Matanya masih terbuka diantara kegelapan disekitarnya. Dengkuran halus disampingnya tak menimbulkan niat bagi Seokjin untuk ikut terlelap dan menyelami dunia mimpi. Desing halus dari mesin penghangat juga detik tajam dari jam dinding seakan menemaninya.

Jam berapa sekarang?

Beranjak, Seokjin mulai berdiri dengan sangat perlahan berusaha agar pergerakannya tidak membangunkan pria yang tertidur sangat lelap di sampingnya. Memakai mantel, Seokjin memejamkan mata. Ia, tak bisa jika terus berdiam.

Menatap sosok pendamping hidupnya sejak 3 tahun yang lalu, Seokjin berusaha untuk tidak menyentuh wajah itu. Tangannya berhenti di udara, menghadapi tremor yang tiba-tiba datang tanpa tahu kenapa. Suaminya, tampak sangat lelah. Benar-benar lelah. Meski sebenarnya tidak tega, Seokjin juga ingin menjadi egois. Ia, sangat lelah.

Kali ini, ia hanya ingin sendiri.

Memantapkan diri, Seokjin keluar dari apartemennya. Menyelami dunia malam di pertengahan desember. Seokjin kian mengeratkan genggamannya di dalam saku coat hangatnya. Awal musim dingin kali ini sangat dingin. Tidak. Mungkin, dingin itu berasal dari hatinya yang membeku.

Langitnya mendung. Seokjin tidak mendapatkan bintang yang bersinar bagai kerlip malam yang diinginkannya. Desah kecewa muncul. Hanya sesaat, sebelum langkahnya membawa tubuhnya ke salah satu kursi taman yang biasa digunakan sebagai tempat makan siang.

Seharusnya, ada seseorang disampingnya untuk bersandar. Tempat Seokjin mengeluhkan betapa sakit saat hatinya kian mendingin. Bahkan kini sudah tak ada rasanya lagi. Segalanya terasa hambar. Ia ingin, sungguh, mendapatkan kembali rasa yang tumbuh di hatinya. Marah, kecewa, bahagaia, kesal. Ia merindukan rasa itu. Namun segalanya entah kemana. Mati rasa.

Ia ingin hatinya yang hancur kembali utuh, sungguh. Seokjin hanya masih tak bisa menerima rasa kecewa yang ditamparkan padanya.

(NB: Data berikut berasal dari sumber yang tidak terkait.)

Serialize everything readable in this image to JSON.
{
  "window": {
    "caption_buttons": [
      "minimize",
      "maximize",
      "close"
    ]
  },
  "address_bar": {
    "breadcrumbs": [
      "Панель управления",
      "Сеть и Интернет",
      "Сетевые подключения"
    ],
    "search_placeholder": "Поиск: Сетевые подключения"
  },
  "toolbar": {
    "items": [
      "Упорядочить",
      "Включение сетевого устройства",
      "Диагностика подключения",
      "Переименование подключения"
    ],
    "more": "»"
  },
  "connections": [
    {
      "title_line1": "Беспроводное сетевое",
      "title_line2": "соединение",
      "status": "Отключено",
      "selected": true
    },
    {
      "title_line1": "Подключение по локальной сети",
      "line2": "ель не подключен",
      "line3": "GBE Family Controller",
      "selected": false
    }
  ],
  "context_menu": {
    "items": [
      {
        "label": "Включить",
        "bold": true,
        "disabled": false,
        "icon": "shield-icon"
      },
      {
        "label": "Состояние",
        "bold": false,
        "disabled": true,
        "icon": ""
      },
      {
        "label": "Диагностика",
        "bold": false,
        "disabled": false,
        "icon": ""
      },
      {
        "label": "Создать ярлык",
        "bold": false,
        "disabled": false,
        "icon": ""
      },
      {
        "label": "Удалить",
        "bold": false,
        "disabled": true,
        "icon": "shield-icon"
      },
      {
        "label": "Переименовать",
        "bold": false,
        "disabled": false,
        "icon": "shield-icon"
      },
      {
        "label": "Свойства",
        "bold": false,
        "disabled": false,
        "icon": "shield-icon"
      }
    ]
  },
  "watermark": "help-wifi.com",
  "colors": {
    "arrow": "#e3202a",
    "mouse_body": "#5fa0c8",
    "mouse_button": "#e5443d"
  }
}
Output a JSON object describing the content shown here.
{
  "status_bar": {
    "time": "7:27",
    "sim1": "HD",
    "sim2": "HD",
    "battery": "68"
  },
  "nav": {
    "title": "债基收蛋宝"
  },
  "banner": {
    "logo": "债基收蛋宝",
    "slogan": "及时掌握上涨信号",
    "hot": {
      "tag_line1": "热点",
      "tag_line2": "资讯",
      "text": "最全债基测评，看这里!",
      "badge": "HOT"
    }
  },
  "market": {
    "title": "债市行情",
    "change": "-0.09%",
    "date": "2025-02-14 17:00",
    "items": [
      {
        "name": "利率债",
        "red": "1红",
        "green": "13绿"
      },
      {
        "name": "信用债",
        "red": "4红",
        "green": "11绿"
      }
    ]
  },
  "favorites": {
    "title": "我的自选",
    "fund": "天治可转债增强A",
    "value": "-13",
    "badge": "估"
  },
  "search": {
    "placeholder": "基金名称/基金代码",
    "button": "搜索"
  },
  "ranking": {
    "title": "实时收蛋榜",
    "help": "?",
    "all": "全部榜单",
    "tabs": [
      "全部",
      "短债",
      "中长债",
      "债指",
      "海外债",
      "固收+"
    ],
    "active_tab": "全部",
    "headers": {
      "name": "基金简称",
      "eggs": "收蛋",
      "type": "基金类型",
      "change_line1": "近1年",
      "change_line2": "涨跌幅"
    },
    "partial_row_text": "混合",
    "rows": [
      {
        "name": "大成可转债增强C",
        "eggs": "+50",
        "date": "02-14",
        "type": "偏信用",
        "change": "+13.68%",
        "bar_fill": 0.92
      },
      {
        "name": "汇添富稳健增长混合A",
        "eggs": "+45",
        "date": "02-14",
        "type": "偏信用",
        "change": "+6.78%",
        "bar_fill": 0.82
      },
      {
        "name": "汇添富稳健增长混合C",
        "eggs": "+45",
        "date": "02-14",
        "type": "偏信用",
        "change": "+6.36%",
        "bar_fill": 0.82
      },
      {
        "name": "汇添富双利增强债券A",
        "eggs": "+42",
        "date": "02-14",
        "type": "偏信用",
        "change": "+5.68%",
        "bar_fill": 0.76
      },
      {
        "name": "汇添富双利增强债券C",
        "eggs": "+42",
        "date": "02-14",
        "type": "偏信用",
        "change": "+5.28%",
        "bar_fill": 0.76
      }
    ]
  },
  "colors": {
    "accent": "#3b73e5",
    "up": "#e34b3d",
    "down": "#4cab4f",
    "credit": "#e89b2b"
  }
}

Seakan Seokjin tidak berharga, meski tak begitu adanya.

Pening.

Seokjin tak mau terjebak dalam sebuah untaian memori yang hanya menyakitinya. Namun, ia seakan terjebak didalam lubang dengan dinding disekitarnya. Tak ada siapapun maupun apapun yang bisa menolongnya. Hanya ada dirinya dan rasa takutnya sendiri.

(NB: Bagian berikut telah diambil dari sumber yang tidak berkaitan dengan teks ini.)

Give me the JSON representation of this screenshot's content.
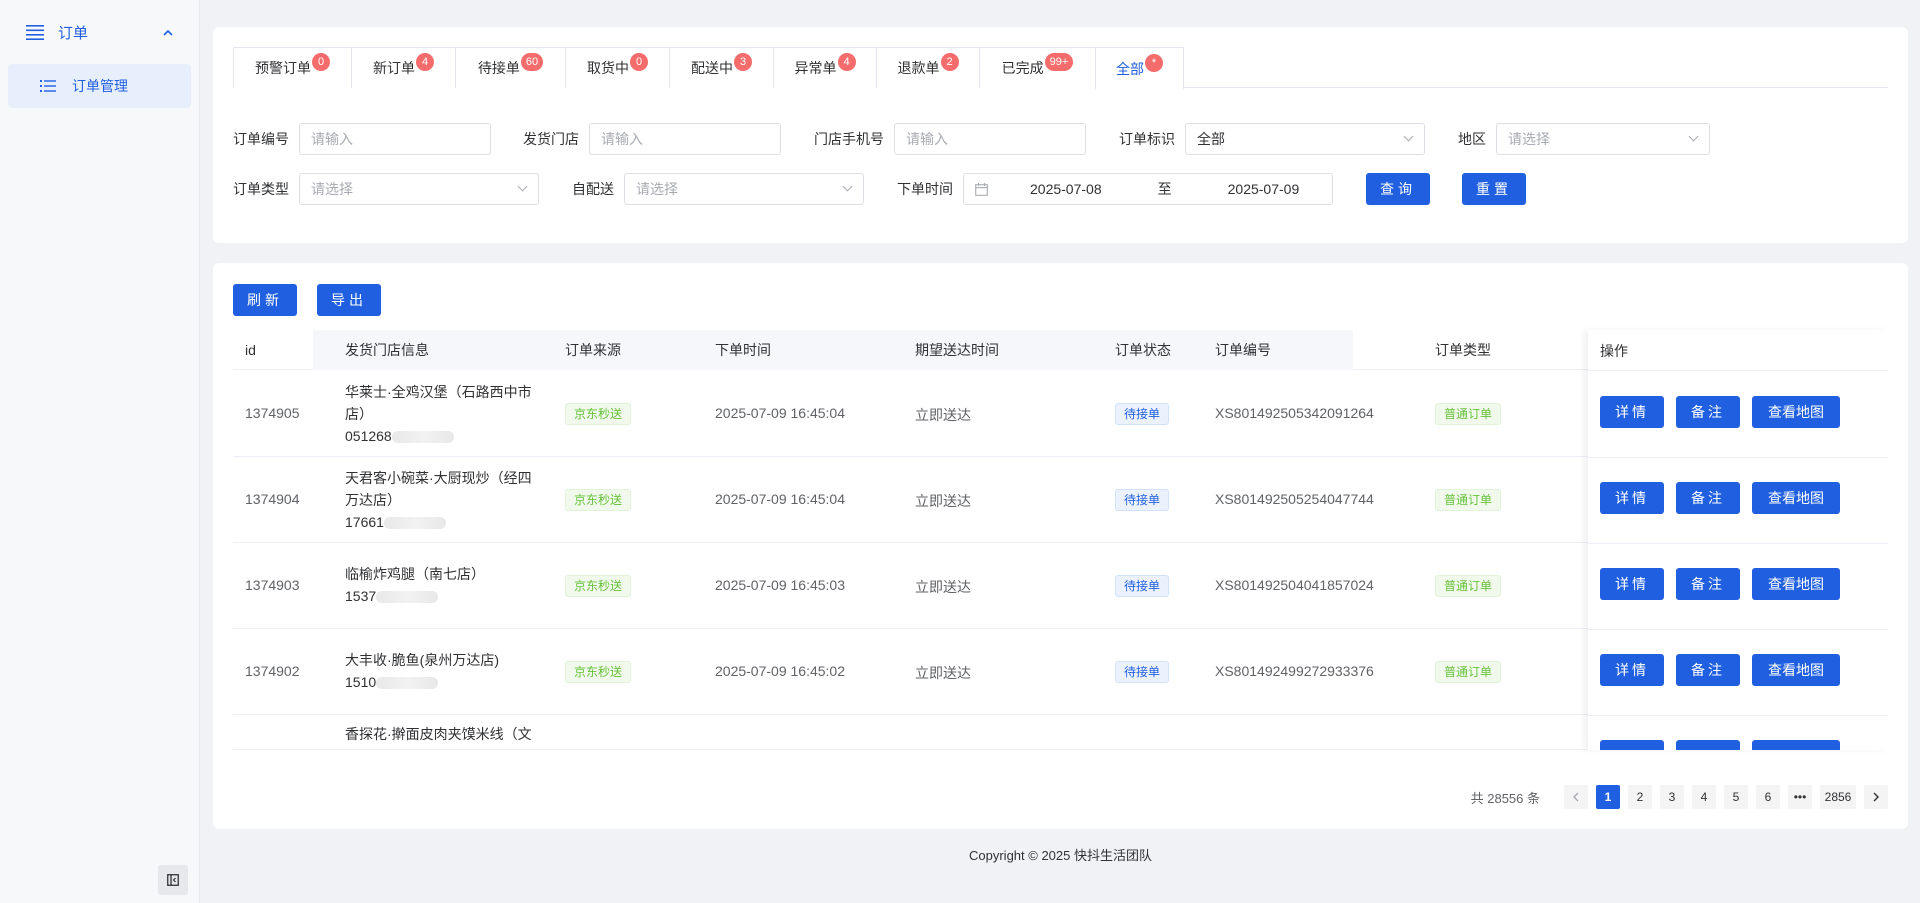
{
  "sidebar": {
    "group_label": "订单",
    "item_label": "订单管理"
  },
  "tabs": [
    {
      "label": "预警订单",
      "badge": "0"
    },
    {
      "label": "新订单",
      "badge": "4"
    },
    {
      "label": "待接单",
      "badge": "60"
    },
    {
      "label": "取货中",
      "badge": "0"
    },
    {
      "label": "配送中",
      "badge": "3"
    },
    {
      "label": "异常单",
      "badge": "4"
    },
    {
      "label": "退款单",
      "badge": "2"
    },
    {
      "label": "已完成",
      "badge": "99+"
    },
    {
      "label": "全部",
      "badge": "*"
    }
  ],
  "filters": {
    "order_no": {
      "label": "订单编号",
      "placeholder": "请输入"
    },
    "store": {
      "label": "发货门店",
      "placeholder": "请输入"
    },
    "phone": {
      "label": "门店手机号",
      "placeholder": "请输入"
    },
    "flag": {
      "label": "订单标识",
      "value": "全部"
    },
    "region": {
      "label": "地区",
      "placeholder": "请选择"
    },
    "type": {
      "label": "订单类型",
      "placeholder": "请选择"
    },
    "self_delivery": {
      "label": "自配送",
      "placeholder": "请选择"
    },
    "time": {
      "label": "下单时间",
      "start": "2025-07-08",
      "sep": "至",
      "end": "2025-07-09"
    },
    "query_label": "查询",
    "reset_label": "重置"
  },
  "toolbar": {
    "refresh_label": "刷新",
    "export_label": "导出"
  },
  "table": {
    "columns": [
      "id",
      "发货门店信息",
      "订单来源",
      "下单时间",
      "期望送达时间",
      "订单状态",
      "订单编号",
      "订单类型",
      "操作"
    ],
    "rows": [
      {
        "id": "1374905",
        "store_line1": "华莱士·全鸡汉堡（石路西中市",
        "store_line2": "店）",
        "phone": "051268",
        "source": "京东秒送",
        "time": "2025-07-09 16:45:04",
        "eta": "立即送达",
        "status": "待接单",
        "order_no": "XS801492505342091264",
        "type": "普通订单"
      },
      {
        "id": "1374904",
        "store_line1": "天君客小碗菜·大厨现炒（经四",
        "store_line2": "万达店）",
        "phone": "17661",
        "source": "京东秒送",
        "time": "2025-07-09 16:45:04",
        "eta": "立即送达",
        "status": "待接单",
        "order_no": "XS801492505254047744",
        "type": "普通订单"
      },
      {
        "id": "1374903",
        "store_line1": "临榆炸鸡腿（南七店）",
        "store_line2": "",
        "phone": "1537",
        "source": "京东秒送",
        "time": "2025-07-09 16:45:03",
        "eta": "立即送达",
        "status": "待接单",
        "order_no": "XS801492504041857024",
        "type": "普通订单"
      },
      {
        "id": "1374902",
        "store_line1": "大丰收·脆鱼(泉州万达店)",
        "store_line2": "",
        "phone": "1510",
        "source": "京东秒送",
        "time": "2025-07-09 16:45:02",
        "eta": "立即送达",
        "status": "待接单",
        "order_no": "XS801492499272933376",
        "type": "普通订单"
      },
      {
        "id": "",
        "store_line1": "香探花·擀面皮肉夹馍米线（文",
        "store_line2": "",
        "phone": "",
        "source": "",
        "time": "",
        "eta": "",
        "status": "",
        "order_no": "",
        "type": ""
      }
    ],
    "actions": {
      "detail": "详情",
      "remark": "备注",
      "map": "查看地图"
    }
  },
  "pagination": {
    "total": "共 28556 条",
    "pages": [
      "1",
      "2",
      "3",
      "4",
      "5",
      "6",
      "•••",
      "2856"
    ]
  },
  "footer": "Copyright © 2025 快抖生活团队",
  "colors": {
    "primary": "#1f5fe0",
    "badge": "#f56c6c",
    "tag_green": "#67c23a"
  }
}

Semuanya sudah dilakukan. Ikut kelas motivasi hingga ke psikiater untuk menyembuhkan mentalnya yang tak sekedar hancur. Namun terobek hingga bagian dimana sulit untuk kembali disatukan.

Mereka bilang, jalan terbaik adalah memaafkan.

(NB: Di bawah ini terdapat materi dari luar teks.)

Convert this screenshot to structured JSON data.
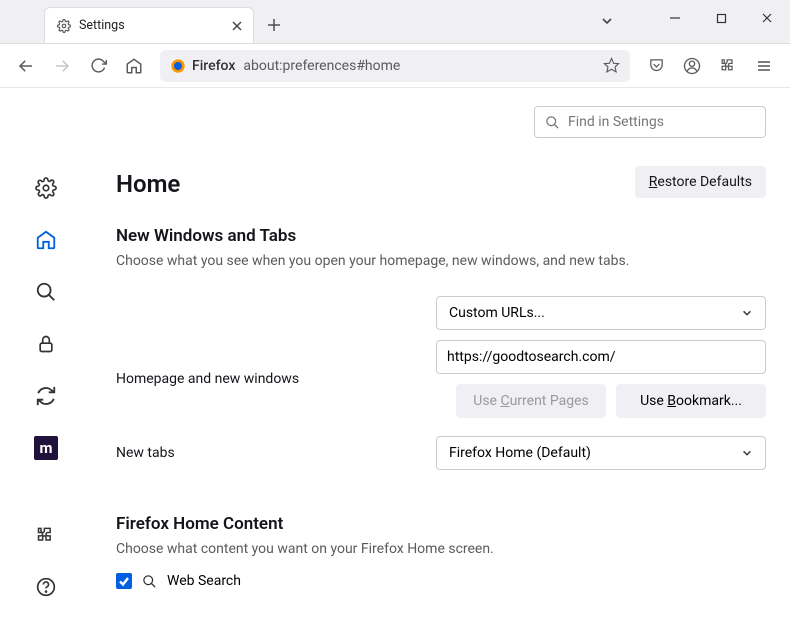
{
  "tab": {
    "title": "Settings"
  },
  "url": {
    "identity": "Firefox",
    "value": "about:preferences#home"
  },
  "search": {
    "placeholder": "Find in Settings"
  },
  "page": {
    "title": "Home",
    "restore": "Restore Defaults",
    "section1_title": "New Windows and Tabs",
    "section1_sub": "Choose what you see when you open your homepage, new windows, and new tabs.",
    "homepage_label": "Homepage and new windows",
    "homepage_select": "Custom URLs...",
    "homepage_url": "https://goodtosearch.com/",
    "use_current": "Use Current Pages",
    "use_bookmark": "Use Bookmark...",
    "newtabs_label": "New tabs",
    "newtabs_select": "Firefox Home (Default)",
    "section2_title": "Firefox Home Content",
    "section2_sub": "Choose what content you want on your Firefox Home screen.",
    "websearch": "Web Search"
  }
}
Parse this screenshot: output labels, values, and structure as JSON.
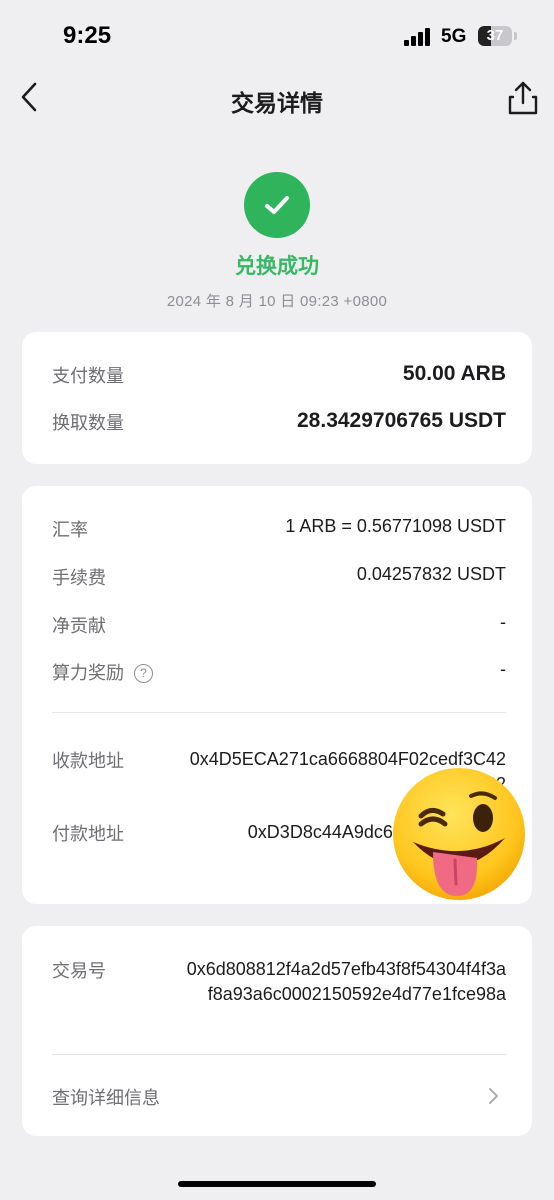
{
  "status_bar": {
    "time": "9:25",
    "network": "5G",
    "battery": "37",
    "battery_level": 0.37
  },
  "nav": {
    "title": "交易详情",
    "back_icon": "chevron-left-icon",
    "share_icon": "share-icon"
  },
  "hero": {
    "icon": "check-circle-icon",
    "status": "兑换成功",
    "timestamp": "2024 年 8 月 10 日 09:23 +0800",
    "accent": "#2fb35b"
  },
  "amounts": {
    "pay": {
      "label": "支付数量",
      "value": "50.00 ARB"
    },
    "receive": {
      "label": "换取数量",
      "value": "28.3429706765 USDT"
    }
  },
  "details": {
    "rate": {
      "label": "汇率",
      "value": "1 ARB = 0.56771098 USDT"
    },
    "fee": {
      "label": "手续费",
      "value": "0.04257832 USDT"
    },
    "net": {
      "label": "净贡献",
      "value": "-"
    },
    "reward": {
      "label": "算力奖励",
      "value": "-",
      "icon": "help-circle-icon"
    },
    "to_address": {
      "label": "收款地址",
      "value": "0x4D5ECA271ca6668804F02cedf3C423b82"
    },
    "from_address": {
      "label": "付款地址",
      "value": "0xD3D8c44A9dc669eCe373763"
    }
  },
  "tx": {
    "hash": {
      "label": "交易号",
      "value": "0x6d808812f4a2d57efb43f8f54304f4f3af8a93a6c0002150592e4d77e1fce98a"
    },
    "view_more": {
      "label": "查询详细信息",
      "icon": "chevron-right-icon"
    }
  }
}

Sudah. Seokjin bahkan tidak marah maupun melakukan penolakan saat semuanya berubah 180˚. Seokjin tetap bersikap seakan semuanya baik-baik saja. Seokjin tetap diam saat semua perih menghujam hatinya dengan kejam. Tak ada yang tahu patah hatinya, hingga Seokjin benar-benar depresi.

Satu. Dua. Tiga. Tetes air mata yang tak akan pernah diketahui siapapun selain Seokjin dan sang malam. Ingin berteriak dan memaki. Namun Seokjin tak bisa. Semua sakitnya, hanya miliknya sendiri. Tak ada yang boleh tahu.

Karena jika tetap seperti ini, Seokjin yakin tak akan ada yang dapat menyakitinya lagi.

Bohong jika ia tertidur dengan lelap. Namjoon merasakan bagaimana Seokjin bangun dari tidurnya, dan menyelinap keluar meninggalkannya tiap malam. Ia sangat sadar mungkin hanya akan ada penolakan untuknya. Tapi itu masalah nanti. Malam ini, Namjoon hanya ingin menjaga Seokjinnya.

"Seokjin,"

Namjoon memakaikan sebuah mantel untuk Seokjin. Tak ada ucapan terimakasih atau seberkas senyuman yang diharapkannya. Seokjin hanya diam seperti patung, melirik Namjoon saja tidak. Ingin Namjoon memeluk tubuh yang kian mengurus itu. Menggumamkan kata-kata manis dan menggoda hingga Seokjin memerah hingga ke telinga.